Diskin: Bennett acted responsibly, PM, Defense Minister hid information

Former Shin Bet chief attacks PM and defense minister for freezing cabinet members out of decision-making process, praises Bennett for taking initiative, insisting tunnel threat be addressed.

Yuval Diskin (photo credit: MARC ISRAEL SELLEM/THE JERUSALEM POST)
Yuval Diskin
(photo credit: MARC ISRAEL SELLEM/THE JERUSALEM POST)
Former Shin Bet (Israel Security Agency) chief Yuval Diskin took Economy Minister Naftali Bennett’s side Wednesday in his feud with Defense Minister Moshe Ya’alon over information provided to Bennett by IDF commanders.
On Tuesday, the IDF revoked former army chief rabbi, Brig.-Gen. Rabbi Avihai Ronski’s access to operational activity ostensibly because he leaked confidential information to Bennett, a security cabinet member, during Operation Protective Edge. Bennett said Ronski gave him no such information, but that he visited many military bases over the course of the operation and spoke to dozens of soldiers and commanders.
According to Bennett, the information he received on such visits led him to call for the IDF to attack Hamas terrorist tunnels from Gaza into Israel, which it eventually did. However, Bennett said he did not discuss such matters with Ronski, and Ya’alon is using the rabbi to hurt the Bayit Yehudi leader politically.

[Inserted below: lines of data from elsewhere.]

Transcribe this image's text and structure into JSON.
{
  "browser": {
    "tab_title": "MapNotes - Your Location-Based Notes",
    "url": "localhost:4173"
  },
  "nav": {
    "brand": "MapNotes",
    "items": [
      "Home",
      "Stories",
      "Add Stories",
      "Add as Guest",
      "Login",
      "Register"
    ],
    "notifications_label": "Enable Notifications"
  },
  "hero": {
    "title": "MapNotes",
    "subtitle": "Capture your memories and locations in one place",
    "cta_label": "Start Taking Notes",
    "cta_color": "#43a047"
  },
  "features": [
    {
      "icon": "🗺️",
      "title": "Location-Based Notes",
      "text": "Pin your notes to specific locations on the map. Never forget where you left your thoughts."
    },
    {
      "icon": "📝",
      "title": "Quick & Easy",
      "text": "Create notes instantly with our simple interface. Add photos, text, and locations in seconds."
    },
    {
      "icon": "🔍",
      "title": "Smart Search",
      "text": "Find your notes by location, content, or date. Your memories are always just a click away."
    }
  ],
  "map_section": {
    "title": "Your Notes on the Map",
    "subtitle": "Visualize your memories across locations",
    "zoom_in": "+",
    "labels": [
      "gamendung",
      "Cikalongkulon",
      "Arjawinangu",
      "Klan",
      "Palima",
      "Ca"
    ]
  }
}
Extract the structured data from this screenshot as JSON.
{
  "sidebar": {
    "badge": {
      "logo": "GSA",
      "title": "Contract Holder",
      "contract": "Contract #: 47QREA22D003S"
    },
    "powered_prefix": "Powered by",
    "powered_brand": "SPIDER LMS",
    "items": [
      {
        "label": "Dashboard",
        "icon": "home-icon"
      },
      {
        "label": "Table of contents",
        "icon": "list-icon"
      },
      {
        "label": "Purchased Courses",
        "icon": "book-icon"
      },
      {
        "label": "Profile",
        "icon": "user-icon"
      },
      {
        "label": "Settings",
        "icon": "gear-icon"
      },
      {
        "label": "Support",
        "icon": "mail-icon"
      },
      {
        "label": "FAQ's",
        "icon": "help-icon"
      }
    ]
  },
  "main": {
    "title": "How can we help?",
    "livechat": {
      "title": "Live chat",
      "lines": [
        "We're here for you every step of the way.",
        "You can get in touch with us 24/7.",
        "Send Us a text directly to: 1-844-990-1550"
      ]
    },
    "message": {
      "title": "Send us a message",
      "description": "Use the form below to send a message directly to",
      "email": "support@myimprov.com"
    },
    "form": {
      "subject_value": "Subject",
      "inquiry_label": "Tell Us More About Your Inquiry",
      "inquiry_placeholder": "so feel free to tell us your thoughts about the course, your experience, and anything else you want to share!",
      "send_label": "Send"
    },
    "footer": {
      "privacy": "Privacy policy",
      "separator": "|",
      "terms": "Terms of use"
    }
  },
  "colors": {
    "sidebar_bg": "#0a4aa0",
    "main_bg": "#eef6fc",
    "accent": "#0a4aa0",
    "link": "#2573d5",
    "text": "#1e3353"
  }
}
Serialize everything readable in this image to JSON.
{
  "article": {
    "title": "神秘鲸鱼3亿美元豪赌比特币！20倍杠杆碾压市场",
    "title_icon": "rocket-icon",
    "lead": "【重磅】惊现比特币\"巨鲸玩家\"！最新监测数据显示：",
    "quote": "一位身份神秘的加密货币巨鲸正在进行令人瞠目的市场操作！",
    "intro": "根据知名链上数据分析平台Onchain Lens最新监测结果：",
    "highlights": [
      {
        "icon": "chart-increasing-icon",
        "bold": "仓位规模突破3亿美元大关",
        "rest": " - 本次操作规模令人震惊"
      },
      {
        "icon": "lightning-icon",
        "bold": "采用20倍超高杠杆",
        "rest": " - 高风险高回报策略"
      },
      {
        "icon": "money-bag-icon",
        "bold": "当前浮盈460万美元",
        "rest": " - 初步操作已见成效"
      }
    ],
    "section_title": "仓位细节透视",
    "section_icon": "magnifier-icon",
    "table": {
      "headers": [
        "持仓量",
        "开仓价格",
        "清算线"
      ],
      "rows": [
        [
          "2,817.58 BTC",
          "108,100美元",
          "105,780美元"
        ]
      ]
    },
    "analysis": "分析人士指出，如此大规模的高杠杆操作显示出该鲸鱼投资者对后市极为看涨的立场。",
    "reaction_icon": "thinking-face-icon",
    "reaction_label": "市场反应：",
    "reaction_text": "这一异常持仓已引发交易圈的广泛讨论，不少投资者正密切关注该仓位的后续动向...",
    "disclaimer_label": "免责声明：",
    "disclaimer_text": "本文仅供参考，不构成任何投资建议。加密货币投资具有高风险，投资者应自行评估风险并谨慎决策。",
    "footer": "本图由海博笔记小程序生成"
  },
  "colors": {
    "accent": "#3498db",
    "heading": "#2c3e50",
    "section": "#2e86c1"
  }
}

Diskin backed Bennett, saying that his stance is important for Israeli democracy, because prime ministers and defense ministers have total control over the security cabinet.
“The fact that Bennett, a cabinet member, decided not to trust the existing mechanisms for transferring information, took initiative, went out in the field, learned the facts and came prepared to a cabinet meeting and even challenged the prime minister, defense minister and other cabinet members, deserves praise, in my opinion, certainly if it was the main reason that the threat of attack tunnels was brought up in a serious discussion, resulting in many of them being destroyed,” Diskin wrote in a lengthy Facebook post.
Prime ministers and defense ministers “have total control over the topics discussed, the agenda and the level of intelligence and information that cabinet members receive on different topics,” Diskin recounted from his experience attending many cabinet meetings as Shin Bet chief.
According to Diskin, cabinet members are just “statistics” in most meetings, whom the prime minister and defense minister don’t consider, and many arrive unprepared, without knowing the topic being discussed.
Diskin pointed out that Operation Pillar of Defense took place a year-and-a-half before Operation Protective Edge and the tunnel threat was not taken care of or publicized, and as such, Diskin assumed cabinet members were not informed of it and did not discuss it, either.
“In light of this, one can estimate that it is highly likely that Bennett’s claim is correct and that if he did not insist, the topic would not be discussed, because the prime minister and defense minister would try to sway the conversation to a ceasefire without a ground operation to destroy the tunnels,” he wrote.
The former Shin Bet chief called for there to be a process in which cabinet members will be able to receive all the intelligence they need to effectively participate in debates and vote, while at the same time requiring them to keep the information confidential and face sanctions if they release it.
“There is still a question to which, in my opinion, the public must receive a clear answer,” Diskin wrote. “Did the prime minister and defense minister aim for a cease-fire in the beginning of the operation, even though they knew the severity of the attack tunnel phenomenon and did not inform the cabinet of it?” “We will wait patiently for an answer,” he concluded.